Metros like Delhi, Mumbai, Bangalore, Kolkata and Chennai and even smaller ‘industrial’ townships are all centred around what were once biodiversity hotspots. Urban land uses have resulted in the planting of invasive species, extensive landscaping (especially in rich neighbourhoods or residential enclaves), habitat fragmentation along ‘corridors’ of urban development and the creation of ‘heat islands.’

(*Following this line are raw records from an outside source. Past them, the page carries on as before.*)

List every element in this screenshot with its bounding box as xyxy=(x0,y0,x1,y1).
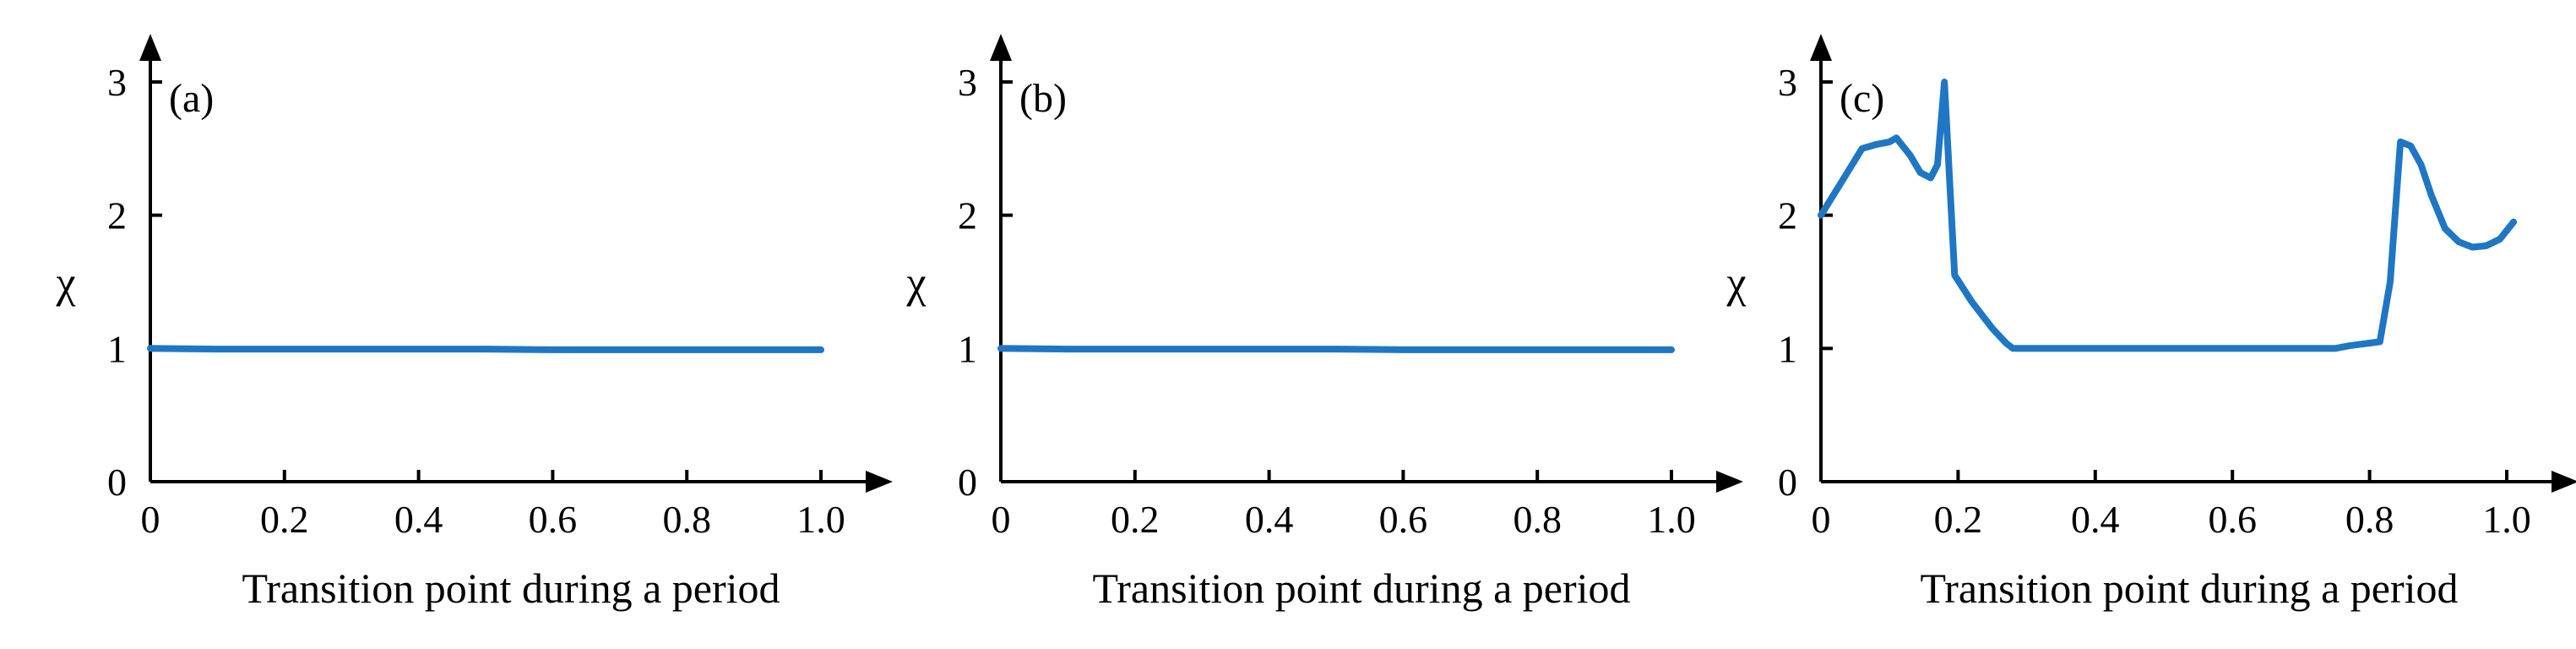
panel-label: (c) xyxy=(1840,76,1884,121)
x-tick-label: 0.2 xyxy=(1111,498,1160,541)
x-tick-label: 0.4 xyxy=(1245,498,1294,541)
y-tick-label: 0 xyxy=(958,461,977,504)
x-axis-arrow-icon xyxy=(866,471,893,493)
x-tick-label: 0.8 xyxy=(1513,498,1562,541)
y-axis-arrow-icon xyxy=(139,34,161,61)
y-tick-label: 2 xyxy=(1778,194,1797,237)
x-tick-label: 0.2 xyxy=(1934,498,1983,541)
x-tick-label: 0.2 xyxy=(260,498,309,541)
y-tick-label: 1 xyxy=(1778,327,1797,370)
y-tick-label: 2 xyxy=(958,194,977,237)
x-tick-label: 0 xyxy=(141,498,160,541)
x-tick-label: 0.4 xyxy=(2071,498,2120,541)
y-tick-label: 0 xyxy=(107,461,127,504)
x-axis-arrow-icon xyxy=(1716,471,1743,493)
x-tick-label: 0.6 xyxy=(529,498,578,541)
panel-label: (b) xyxy=(1019,76,1067,121)
y-tick-label: 1 xyxy=(107,327,127,370)
y-tick-label: 3 xyxy=(1778,61,1797,104)
y-tick-label: 3 xyxy=(958,61,977,104)
y-axis-arrow-icon xyxy=(990,34,1012,61)
x-tick-label: 1.0 xyxy=(1647,498,1696,541)
x-tick-label: 0.6 xyxy=(2208,498,2257,541)
series-line xyxy=(1818,79,2518,352)
x-tick-label: 0.8 xyxy=(662,498,711,541)
x-tick-label: 0.8 xyxy=(2345,498,2394,541)
x-tick-label: 0.4 xyxy=(394,498,443,541)
y-tick-label: 3 xyxy=(107,61,127,104)
x-axis-arrow-icon xyxy=(2552,471,2576,493)
y-tick-label: 2 xyxy=(107,194,127,237)
y-tick-label: 1 xyxy=(958,327,977,370)
x-axis-label: Transition point during a period xyxy=(1920,564,2458,612)
panel-label: (a) xyxy=(169,76,214,121)
y-axis-label: χ xyxy=(1725,259,1746,308)
x-tick-label: 0 xyxy=(1812,498,1831,541)
y-axis-label: χ xyxy=(905,259,926,308)
x-axis-label: Transition point during a period xyxy=(1092,564,1630,612)
y-tick-label: 0 xyxy=(1778,461,1797,504)
x-tick-label: 0 xyxy=(992,498,1011,541)
y-axis-label: χ xyxy=(55,259,75,308)
y-axis-arrow-icon xyxy=(1810,34,1832,61)
x-tick-label: 1.0 xyxy=(796,498,845,541)
x-tick-label: 0.6 xyxy=(1379,498,1428,541)
x-tick-label: 1.0 xyxy=(2482,498,2531,541)
x-axis-label: Transition point during a period xyxy=(242,564,780,612)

All this is of course accompanied by rapid changes in existing natural geographic features like rivers, lakes, wetlands, coastlines, variations in soil, water and air composition and the consequent changes in ecological cycles. In addition, socioeconomic activities also affect biodiversity by promoting or discouraging certain species and their propagation.

Urban ecology studies have long suggested that cities should be looked as ‘socio-ecosystems.’ More recent approaches suggest that understanding, assessing and enhancing urban biodiversity, after studying the interaction and functioning of environmental and social drivers, is the key to conservation initiatives, combating climate change, enhancing the sustainability of cities as habitats through ecosystem services like reducing the toxicity of air and soil, building groundwater reserves or mitigating floods as well as other ecosystem services that improve public health, and fulfil social or spiritual needs.

A reality of the anthropocene era is that most of us will experience ‘nature’ in urban settings. ‘Novel ecosystems’ are here to stay as urbanisation affects regional, local and the overall global environment and its ecological cycles. It is impossible to revert to the original or close-to-original states of nature. However, cities have the potential of hosting a far more varied assemblage of species than ‘untouched’ virgin spaces as noted in ‘wild’ lands like former industrial towns in decline that have been overtaken by natural elements or the city’s outskirts where the urban and rural sprawls mingle.

Experts attribute this ability of ‘novel ecosystems’ to two factors. One, the high heterogeneity of environmental and social components that create a variety of habitats that support different kinds of species – from semi-natural spaces in peri-urban areas to entirely novel environments like sewer and drainage areas, corporate office complexes, extensively landscaped spaces or squatter bastis. Two, the high number of introduced species through gardening, landscaping and afforestation activities.

Given sustainability and climate change concerns, there is a critical need to assess whether, to what extent and how flora and fauna species can survive in urban settings and to what extent urban biodiversity can be engineered or managed to provide the maximum number of ecosystem services. This would mean breaking the false dichotomy between ‘native’ and ‘exotic’ vegetation by focusing on the combination of trees and shrubs that would provide and maintain the most number of ecosystem services with the least number of trade-offs, for example in terms of ground water consumption.

In the case of Chennai, for example, a number ‘exotics’ like the tamarind, the Indian almond and the white silk-cotton tree (Ilavanpanju) have worked well in terms of the local ecology and its specific needs. The idea around planning urban biodiversity around a ‘greening design’ means unplanned or rushed tree planting is no longer an option. It also means involving various stakeholders like citizens, ecological experts, environmental scientists, urban planners, policy makers, government departments, and ‘green’ start-ups or companies to plan interventions.